Suffice to say it is a long and tiring hike and you should be in pretty good physical shape before attempting it. From the parking area you have a .5 mile easy walk through the juniper and Pinon forest and then begins about a 450 foot 'very' steep decent before arriving at the creek floor. From then on it is a matter of negotiating your way up stream, going over boulders, around boulders, walking through the stream and around the stream onward and upward. Fun, but it will drain your energy step by step as there are really no unimpeded walking areas of any length to speak of; just a slow and methodical climb.

Here are some things I consider a must if you decide to go:

You will need to get a permit (check online or in person at the visitor center in Zion) for this hike as they limit the number of people hiking each day. This was the bottom up hike; the top down hike requires some canyoneering skills and equipment.

Water boots of some kind are a must. You can rent 5-10 style water boots and rubber booties at the local stores in Springdale.

A pant dry suit or wet suit is also a must for a fall trek, the water temp gets down to around 45F or lower.

Trekking poles are invaluable! Don’t just get the sticks, you can rent trekking poles as well, and they allow you to maintain 4 point contact with the earth and rocks as you plod along.

Water, I brought five 20 ounce bottles and it was just enough, six would have been perfect. We stashed some of our water at the bottom of the 450’ decline and at the halfway point.

Bring food and energy bars, you’ll need it.

Take a camera body and one lens, the widest you have, that is really all you need as you will be in close quarters in the Subway itself and the cascade falls really work well with wide angle. I brought a 10-20mm lens.
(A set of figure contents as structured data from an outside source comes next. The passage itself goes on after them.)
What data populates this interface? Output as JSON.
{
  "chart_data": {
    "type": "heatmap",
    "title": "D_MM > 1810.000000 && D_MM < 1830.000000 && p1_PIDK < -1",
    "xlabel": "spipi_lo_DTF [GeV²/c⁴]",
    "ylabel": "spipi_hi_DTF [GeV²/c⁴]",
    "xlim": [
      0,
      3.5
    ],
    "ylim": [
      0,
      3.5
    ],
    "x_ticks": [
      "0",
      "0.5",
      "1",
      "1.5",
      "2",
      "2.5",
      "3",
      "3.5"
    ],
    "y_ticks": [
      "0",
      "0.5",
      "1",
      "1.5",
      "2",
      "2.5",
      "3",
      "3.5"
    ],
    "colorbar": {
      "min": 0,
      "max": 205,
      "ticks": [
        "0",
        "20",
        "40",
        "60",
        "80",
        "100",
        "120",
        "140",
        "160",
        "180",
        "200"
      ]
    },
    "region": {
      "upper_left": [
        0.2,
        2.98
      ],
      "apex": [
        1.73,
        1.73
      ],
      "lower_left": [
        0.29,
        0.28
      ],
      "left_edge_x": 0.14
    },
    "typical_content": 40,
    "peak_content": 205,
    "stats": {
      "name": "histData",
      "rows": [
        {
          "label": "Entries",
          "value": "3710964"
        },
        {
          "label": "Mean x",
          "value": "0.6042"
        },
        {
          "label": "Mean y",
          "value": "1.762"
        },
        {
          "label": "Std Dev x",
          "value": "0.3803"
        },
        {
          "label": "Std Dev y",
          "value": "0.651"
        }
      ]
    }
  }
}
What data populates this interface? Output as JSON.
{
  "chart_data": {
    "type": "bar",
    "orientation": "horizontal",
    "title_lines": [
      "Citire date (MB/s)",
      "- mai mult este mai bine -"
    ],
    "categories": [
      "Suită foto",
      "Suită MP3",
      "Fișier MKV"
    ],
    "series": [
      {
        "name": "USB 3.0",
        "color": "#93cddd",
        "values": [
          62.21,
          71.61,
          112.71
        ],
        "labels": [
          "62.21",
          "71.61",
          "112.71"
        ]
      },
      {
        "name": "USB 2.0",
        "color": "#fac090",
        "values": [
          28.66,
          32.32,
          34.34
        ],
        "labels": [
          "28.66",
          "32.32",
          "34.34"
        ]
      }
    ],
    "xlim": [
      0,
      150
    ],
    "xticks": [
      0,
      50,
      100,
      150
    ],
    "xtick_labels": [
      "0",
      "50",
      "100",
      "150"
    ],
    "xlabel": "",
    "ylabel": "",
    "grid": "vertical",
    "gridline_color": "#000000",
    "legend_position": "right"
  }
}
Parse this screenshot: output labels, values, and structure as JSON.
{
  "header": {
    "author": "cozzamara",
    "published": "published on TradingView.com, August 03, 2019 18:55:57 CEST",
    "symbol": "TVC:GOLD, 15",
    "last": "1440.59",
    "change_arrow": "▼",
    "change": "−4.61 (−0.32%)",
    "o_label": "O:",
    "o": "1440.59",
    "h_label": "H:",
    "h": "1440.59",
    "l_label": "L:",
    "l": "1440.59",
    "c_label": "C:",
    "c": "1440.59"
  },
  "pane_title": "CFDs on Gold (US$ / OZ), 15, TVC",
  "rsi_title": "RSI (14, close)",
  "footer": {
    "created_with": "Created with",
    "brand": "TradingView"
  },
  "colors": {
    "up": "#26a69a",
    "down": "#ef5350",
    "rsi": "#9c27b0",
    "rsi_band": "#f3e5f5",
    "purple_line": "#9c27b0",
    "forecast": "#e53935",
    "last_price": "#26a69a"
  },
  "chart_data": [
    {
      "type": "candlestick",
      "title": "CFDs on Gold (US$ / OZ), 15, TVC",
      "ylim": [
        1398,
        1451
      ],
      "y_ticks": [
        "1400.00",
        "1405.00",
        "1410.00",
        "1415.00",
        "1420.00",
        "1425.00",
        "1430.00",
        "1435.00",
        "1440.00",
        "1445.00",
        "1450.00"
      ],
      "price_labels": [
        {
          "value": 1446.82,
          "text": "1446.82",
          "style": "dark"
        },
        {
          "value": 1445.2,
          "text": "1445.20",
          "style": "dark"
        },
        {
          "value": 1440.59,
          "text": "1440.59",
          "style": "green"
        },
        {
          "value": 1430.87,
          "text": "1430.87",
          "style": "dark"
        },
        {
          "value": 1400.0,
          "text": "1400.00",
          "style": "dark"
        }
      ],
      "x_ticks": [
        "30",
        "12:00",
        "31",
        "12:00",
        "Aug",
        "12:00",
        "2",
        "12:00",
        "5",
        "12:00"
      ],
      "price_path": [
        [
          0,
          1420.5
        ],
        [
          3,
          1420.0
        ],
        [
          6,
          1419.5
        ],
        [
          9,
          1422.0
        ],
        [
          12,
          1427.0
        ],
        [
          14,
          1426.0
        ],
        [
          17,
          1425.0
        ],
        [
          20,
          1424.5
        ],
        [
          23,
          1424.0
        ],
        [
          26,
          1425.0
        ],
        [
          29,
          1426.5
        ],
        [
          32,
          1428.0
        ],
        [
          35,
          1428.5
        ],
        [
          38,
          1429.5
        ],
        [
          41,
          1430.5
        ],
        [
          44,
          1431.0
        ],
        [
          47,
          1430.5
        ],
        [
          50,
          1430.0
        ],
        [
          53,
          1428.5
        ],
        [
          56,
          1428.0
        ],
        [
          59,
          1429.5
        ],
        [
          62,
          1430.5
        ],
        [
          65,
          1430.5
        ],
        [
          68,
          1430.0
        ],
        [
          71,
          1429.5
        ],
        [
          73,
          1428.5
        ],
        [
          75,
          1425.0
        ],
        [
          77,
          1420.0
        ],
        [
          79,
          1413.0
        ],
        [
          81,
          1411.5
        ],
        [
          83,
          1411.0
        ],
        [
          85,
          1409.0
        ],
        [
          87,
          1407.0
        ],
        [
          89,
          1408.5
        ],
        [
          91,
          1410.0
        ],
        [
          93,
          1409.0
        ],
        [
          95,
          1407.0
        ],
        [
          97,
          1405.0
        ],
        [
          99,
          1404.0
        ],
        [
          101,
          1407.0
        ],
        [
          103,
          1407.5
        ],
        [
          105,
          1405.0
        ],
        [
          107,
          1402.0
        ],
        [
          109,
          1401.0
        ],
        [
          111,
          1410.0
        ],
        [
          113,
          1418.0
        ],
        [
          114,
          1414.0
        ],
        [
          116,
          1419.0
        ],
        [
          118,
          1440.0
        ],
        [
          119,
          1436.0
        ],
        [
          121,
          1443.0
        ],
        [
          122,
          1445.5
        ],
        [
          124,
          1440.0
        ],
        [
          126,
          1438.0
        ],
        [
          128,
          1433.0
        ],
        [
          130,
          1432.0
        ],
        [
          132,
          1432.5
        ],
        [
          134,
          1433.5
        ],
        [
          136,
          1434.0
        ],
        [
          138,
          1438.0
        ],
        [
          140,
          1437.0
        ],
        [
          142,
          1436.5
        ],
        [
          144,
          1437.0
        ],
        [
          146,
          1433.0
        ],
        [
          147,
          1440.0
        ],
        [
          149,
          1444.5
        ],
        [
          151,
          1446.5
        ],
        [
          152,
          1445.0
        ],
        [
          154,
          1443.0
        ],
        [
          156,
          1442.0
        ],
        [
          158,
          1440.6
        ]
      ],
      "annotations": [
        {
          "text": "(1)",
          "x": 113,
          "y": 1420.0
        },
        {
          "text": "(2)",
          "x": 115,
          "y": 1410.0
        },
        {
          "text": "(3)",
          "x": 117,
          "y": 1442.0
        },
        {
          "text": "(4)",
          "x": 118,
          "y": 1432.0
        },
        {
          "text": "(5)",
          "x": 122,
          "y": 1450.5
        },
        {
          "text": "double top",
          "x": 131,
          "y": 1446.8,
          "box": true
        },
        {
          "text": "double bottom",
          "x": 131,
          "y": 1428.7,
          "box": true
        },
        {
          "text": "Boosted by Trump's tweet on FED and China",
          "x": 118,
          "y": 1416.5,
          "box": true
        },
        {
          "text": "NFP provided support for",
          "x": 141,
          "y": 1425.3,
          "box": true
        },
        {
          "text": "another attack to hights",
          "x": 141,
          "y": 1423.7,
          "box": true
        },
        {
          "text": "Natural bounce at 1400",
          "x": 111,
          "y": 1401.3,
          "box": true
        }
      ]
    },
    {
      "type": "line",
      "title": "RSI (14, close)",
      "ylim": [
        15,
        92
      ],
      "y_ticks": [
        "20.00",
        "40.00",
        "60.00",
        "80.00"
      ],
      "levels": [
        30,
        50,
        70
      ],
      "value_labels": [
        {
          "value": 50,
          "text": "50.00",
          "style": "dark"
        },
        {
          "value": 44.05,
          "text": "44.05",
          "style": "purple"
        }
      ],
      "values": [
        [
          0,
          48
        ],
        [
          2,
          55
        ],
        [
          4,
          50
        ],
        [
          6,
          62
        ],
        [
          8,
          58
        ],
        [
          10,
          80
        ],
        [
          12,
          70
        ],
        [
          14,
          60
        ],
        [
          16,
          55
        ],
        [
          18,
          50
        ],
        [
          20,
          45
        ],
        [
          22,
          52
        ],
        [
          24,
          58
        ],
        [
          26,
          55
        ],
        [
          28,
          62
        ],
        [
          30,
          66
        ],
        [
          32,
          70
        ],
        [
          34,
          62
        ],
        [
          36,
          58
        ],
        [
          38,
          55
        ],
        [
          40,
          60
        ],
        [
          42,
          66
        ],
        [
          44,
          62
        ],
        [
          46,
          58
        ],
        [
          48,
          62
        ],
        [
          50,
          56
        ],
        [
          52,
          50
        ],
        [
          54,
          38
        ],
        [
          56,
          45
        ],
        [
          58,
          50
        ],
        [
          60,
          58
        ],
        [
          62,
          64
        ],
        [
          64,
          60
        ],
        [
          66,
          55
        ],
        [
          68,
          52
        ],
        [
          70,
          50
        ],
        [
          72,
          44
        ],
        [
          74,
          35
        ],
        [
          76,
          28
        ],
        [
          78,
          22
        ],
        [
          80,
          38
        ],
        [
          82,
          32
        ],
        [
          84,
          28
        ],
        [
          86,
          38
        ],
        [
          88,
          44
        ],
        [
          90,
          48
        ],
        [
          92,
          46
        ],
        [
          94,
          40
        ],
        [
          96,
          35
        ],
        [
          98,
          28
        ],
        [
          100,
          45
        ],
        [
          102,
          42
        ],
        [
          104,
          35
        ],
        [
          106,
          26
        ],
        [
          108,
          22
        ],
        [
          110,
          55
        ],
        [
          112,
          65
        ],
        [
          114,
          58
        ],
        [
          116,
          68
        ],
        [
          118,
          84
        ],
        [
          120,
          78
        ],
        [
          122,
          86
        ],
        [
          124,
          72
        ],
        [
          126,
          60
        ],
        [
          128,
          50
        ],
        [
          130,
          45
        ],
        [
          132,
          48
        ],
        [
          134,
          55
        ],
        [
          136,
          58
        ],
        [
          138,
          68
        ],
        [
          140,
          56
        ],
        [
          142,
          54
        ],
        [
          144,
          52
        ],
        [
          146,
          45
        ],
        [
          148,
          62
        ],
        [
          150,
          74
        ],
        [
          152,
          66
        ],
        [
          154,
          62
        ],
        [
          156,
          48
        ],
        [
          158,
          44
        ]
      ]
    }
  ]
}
GPS is very nice to have as you can tag where you stash your water and most importantly tag the trail back up the 450’ ascent. You do not want to miss the trail or you’ll spend needed energy (which is already in short supply) and time trying to find it.

Bring a headlight just in case you start back late and are hiking in the dark.

Keep your backpack as light as possible – you'll thank yourself afterwards but do bring your best tripod as long exposures are in order.

Our total time from parking lot to parking lot was 11 hours and 10.3 miles.

I swore after the hike was over that I would never do that again but two weeks later I’m thinking of the shots I missed or could have composed better and maybe just maybe a return trip is in order.